Carbon nanotube placement density

IBM has demonstrated a placement density of one billion carbon nanotubes per square centimeter using this approach – leading the way for dramatically smaller, faster and more efficient computer chips. (Photo credit: IBM)

Production of dramatically smaller, faster, more powerful computer chips–and that means smaller, faster, more powerful computers–is closer to reality as the result of an advance in carbon nanotube transistor fabrication at IBM. For the first time, more than ten thousand functioning transistors made of nano-sized tubes of carbon have been precisely placed and tested in a single chip using standard semiconductor processes.

Carbon nanotubes are a new class of semiconductor materials. Their electrical properties allow electrons to move easier and faster than conventional silicon devices. Nanotubes are also the ideal shape for transistors at the atomic scale. The combination of unique qualities coupled with new chip design architectures means a robust environment for innovation on a miniature scale over the next decade.

There were existing barriers to production of nanotube transistors. IBM developed a unique method to overcome them based on ion-exchange chemistry. The process allows precise and controlled placement of aligned carbon nanotubes on a substrate at a higher density–two orders of magnitude greater than previous experiments. This enables the controlled placement of individual nanotubes with a density of about a billion per square centimeter.
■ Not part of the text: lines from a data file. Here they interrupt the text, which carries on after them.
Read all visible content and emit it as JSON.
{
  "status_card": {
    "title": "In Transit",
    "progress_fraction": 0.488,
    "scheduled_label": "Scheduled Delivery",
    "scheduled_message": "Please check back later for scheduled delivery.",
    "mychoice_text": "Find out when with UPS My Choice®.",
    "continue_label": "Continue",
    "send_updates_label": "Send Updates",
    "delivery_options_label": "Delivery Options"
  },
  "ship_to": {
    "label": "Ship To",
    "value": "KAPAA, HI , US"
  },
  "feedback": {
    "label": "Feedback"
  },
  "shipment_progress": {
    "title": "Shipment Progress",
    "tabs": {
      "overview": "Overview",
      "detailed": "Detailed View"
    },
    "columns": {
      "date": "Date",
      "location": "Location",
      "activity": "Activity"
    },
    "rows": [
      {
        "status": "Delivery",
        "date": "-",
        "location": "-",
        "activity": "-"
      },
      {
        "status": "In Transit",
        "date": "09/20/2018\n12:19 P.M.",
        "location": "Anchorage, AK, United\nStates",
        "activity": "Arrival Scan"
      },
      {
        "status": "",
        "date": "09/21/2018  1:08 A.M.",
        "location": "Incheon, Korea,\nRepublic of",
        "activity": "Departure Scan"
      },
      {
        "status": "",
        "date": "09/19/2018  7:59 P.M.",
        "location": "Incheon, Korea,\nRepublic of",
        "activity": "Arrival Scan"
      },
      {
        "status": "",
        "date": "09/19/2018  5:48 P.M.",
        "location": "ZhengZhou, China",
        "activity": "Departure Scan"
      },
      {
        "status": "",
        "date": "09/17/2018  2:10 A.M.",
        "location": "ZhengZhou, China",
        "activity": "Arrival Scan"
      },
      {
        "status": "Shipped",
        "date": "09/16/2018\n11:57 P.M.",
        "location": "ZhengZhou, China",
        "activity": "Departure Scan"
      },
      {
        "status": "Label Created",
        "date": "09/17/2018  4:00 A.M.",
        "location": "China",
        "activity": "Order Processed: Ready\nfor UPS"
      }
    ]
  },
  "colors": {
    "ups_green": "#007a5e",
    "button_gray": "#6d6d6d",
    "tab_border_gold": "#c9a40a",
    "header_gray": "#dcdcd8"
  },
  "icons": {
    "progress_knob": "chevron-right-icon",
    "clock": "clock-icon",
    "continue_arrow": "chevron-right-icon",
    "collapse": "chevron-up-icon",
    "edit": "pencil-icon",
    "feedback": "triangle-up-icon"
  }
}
Carbon nanotubes in solution

Carbon nanotubes, borne out of chemistry, have largely been laboratory curiosities as far as microelectronic applications are concerned. Carbon nanotubes (pictured in solution) naturally come as a mix of metallic and semiconducting species. For device operation, only the semiconducting kind of tubes is useful which requires essentially complete removal of the metallic ones to prevent errors in circuits. (Photo credit: IBM)

The process begins with combining carbon nanotubes with a surfactant, a kind of soap that makes them soluble in water. The substrate is then created using two oxides with trenches made of chemically-modified hafnium oxide (HfO2) and the rest of silicon oxide (SiO2). The substrate is finally immersed in the carbon nanotube solution where the nanotubes attach via a chemical bond to the HfO2 regions and the rest of the surface remains clean.

Supratik Guha, Director of Physical Sciences at IBM Research sums up the advance, “Carbon nanotubes, borne out of chemistry, have largely been laboratory curiosities as far as microelectronic applications are concerned. We are attempting the first steps towards a technology by fabricating carbon nanotube transistors within a conventional wafer fabrication infrastructure,”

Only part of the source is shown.